A prima vista, potremmo chiederci: in che modo questi versi siano rilevanti per Rosh Hashanah? Perché è importante per noi leggere dei figli e dei nipoti di Nachor in questo giorno?
La risposta, forse, è che questi versi rappresentano il completamento della prova del sacrificio.
In effetti dovremmo vedere in modo speculare le vite dei due fratelli figli di Terach.
Abramo e Sara ebbero finalmente un figlio in tardissima età, dopo decenni di preghiere e attesa. Un figlio che poi Abramo dovette quasi ucciderlo con le sue stesse mani. Allo stesso tempo suo fratello, generò numerosi figli e nipoti senza alcun ritardo o difficoltà.
Abramo dedicò la sua vita alla gentilezza e al servizio di Dio, mentre suo fratello era un idolatra. Quale prova più difficile potrebbe esserci per Abramo. Vedere il fratello Nachor avere successo e prosperare mentre lui aveva dovuto superare almeno dieci prove di grande sofferenza. La decima prova, l’ultima, quella che gli chiedeva di sacrificare quel figlio tanto atteso, fu certamente molto difficile. Ma non meno difficile da sopportare fu la notizia, che Abramo ricevette subito dopo aver dimostrato la sua incrollabile devozione a Dio, del successo del fratello idolatra.
Questa analisi del brano, è fondamentale per per la nostra riflessione nel giorno di Rosh Hashanah.

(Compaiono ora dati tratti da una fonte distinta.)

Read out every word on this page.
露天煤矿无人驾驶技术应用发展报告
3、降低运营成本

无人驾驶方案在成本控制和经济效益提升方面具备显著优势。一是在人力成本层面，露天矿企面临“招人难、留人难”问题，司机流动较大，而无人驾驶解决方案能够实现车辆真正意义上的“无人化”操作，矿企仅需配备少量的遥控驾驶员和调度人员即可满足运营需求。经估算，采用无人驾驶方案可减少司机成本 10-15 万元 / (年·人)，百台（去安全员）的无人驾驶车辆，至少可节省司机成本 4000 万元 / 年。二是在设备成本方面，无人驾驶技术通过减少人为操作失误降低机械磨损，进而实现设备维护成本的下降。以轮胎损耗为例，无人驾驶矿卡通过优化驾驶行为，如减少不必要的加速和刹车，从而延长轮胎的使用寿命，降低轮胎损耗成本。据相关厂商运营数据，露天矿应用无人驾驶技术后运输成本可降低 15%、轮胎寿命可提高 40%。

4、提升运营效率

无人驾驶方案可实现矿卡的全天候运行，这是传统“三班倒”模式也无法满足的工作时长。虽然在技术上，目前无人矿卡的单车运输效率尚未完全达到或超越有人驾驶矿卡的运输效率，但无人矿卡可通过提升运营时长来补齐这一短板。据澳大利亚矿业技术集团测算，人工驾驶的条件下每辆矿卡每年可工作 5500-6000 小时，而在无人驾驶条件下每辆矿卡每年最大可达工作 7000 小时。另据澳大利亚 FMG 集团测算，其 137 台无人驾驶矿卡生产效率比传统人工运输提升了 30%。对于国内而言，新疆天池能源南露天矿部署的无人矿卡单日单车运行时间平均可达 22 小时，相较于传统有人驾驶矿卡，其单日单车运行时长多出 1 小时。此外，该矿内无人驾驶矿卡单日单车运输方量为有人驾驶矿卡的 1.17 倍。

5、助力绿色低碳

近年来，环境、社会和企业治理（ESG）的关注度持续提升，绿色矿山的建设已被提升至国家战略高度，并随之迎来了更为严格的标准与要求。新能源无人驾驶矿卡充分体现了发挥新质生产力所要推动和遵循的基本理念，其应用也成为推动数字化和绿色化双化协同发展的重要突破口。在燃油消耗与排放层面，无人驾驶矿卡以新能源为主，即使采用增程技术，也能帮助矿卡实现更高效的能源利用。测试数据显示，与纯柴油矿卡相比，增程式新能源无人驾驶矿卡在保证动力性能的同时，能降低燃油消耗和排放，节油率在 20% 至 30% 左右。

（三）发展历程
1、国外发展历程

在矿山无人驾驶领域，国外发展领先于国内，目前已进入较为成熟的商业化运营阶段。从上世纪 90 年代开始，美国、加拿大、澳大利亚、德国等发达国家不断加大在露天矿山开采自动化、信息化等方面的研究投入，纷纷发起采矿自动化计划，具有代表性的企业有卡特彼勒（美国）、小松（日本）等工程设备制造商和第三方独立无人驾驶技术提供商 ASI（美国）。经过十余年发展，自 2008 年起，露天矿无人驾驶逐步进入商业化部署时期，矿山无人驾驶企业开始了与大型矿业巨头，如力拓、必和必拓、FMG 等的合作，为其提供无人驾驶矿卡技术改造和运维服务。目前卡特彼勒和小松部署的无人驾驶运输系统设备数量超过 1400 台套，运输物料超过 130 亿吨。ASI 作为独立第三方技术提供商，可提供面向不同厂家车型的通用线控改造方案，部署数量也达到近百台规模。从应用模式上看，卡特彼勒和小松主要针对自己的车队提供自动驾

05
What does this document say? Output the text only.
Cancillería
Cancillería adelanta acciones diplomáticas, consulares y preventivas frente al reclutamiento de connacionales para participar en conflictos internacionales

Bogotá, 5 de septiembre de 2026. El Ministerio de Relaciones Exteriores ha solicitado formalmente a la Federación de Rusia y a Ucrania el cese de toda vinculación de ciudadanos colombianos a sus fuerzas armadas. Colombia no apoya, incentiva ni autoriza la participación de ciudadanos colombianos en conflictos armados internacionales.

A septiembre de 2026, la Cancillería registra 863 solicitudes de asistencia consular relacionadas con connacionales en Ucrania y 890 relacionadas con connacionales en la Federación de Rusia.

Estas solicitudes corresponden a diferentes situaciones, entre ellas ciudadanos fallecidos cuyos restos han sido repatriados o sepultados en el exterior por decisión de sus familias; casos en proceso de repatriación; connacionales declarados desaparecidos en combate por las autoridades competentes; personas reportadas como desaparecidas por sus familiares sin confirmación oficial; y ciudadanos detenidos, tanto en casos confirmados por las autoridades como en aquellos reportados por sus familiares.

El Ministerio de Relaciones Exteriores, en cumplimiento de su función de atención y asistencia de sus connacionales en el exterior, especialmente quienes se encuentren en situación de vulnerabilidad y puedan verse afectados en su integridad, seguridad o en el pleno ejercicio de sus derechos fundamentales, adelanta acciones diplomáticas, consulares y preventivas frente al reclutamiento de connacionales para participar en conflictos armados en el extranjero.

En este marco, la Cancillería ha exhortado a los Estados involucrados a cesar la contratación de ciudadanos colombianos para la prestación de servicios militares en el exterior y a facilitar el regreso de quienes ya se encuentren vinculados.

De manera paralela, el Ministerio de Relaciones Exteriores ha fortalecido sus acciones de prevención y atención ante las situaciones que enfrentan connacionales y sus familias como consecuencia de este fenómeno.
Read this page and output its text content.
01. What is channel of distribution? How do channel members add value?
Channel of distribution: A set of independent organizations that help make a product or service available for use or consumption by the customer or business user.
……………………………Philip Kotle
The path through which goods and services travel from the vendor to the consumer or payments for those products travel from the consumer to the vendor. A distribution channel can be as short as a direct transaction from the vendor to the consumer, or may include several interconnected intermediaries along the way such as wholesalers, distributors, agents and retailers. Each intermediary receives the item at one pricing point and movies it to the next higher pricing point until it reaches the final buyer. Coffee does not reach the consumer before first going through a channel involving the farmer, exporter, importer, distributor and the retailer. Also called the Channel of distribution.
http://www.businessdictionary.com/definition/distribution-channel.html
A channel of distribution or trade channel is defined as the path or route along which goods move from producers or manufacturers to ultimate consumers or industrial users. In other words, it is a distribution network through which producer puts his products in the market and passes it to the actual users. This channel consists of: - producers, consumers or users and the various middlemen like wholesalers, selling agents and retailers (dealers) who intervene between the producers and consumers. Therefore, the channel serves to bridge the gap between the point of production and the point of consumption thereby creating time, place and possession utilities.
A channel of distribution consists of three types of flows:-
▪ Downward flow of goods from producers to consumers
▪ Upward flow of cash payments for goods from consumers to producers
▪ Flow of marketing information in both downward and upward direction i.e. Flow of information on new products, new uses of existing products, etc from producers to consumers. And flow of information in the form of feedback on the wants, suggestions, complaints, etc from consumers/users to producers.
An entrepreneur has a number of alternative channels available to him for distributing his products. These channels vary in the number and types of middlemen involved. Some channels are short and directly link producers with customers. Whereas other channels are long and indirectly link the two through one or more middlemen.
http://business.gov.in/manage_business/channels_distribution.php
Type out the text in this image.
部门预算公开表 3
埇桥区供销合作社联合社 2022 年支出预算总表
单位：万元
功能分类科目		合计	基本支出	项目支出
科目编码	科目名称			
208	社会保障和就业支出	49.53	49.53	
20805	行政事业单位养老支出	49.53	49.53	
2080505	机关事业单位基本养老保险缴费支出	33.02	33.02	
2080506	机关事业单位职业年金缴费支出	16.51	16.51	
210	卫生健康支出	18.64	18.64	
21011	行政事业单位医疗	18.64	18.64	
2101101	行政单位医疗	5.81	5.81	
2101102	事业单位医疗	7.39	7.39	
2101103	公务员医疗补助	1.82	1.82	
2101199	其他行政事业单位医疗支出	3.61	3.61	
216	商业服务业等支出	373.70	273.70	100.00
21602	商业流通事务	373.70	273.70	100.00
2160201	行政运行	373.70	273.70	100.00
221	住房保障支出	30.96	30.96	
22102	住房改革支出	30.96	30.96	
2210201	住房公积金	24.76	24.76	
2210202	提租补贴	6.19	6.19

Dobbiamo essere capaci di rimanere fedelmente devoti a Dio anche se non scorgiamo come questa devozione ci porti benedizione e successo. Indipendentemente dal tipo di difficoltà che stiamo affrontando, dobbiamo continuare, o cominciare, o riprendere, a studiare ed osservare la Torah. Nella consapevolezza che il Signore è sempre gentile e clemente e che compiere la Sua volontà è sempre benefico.
Certo, speriamo di essere benedetti con un anno buono e dolce, ma a Rosh Hashanah proclamiamo che anche quando le nostre vite non sono “dolci” e affrontiamo sfide difficili, rimarremo comunque fermamente devoti a Dio, riconocendo che tutto ciò che Egli fa, è comunque per il meglio.
E lo riconosceremo come popolo, esistenzialmente minacciato da un mondo ostile ma sostenuto da un Dio amorevole. Con l’acronimo della data del prossimo anno 5786 – תשפ״ו “ת׳הא ש׳נת פ׳דותנו ו׳דאי / sia l’anno del nostro riscatto certo”, auguro a tutti Shana Tova umvorechet!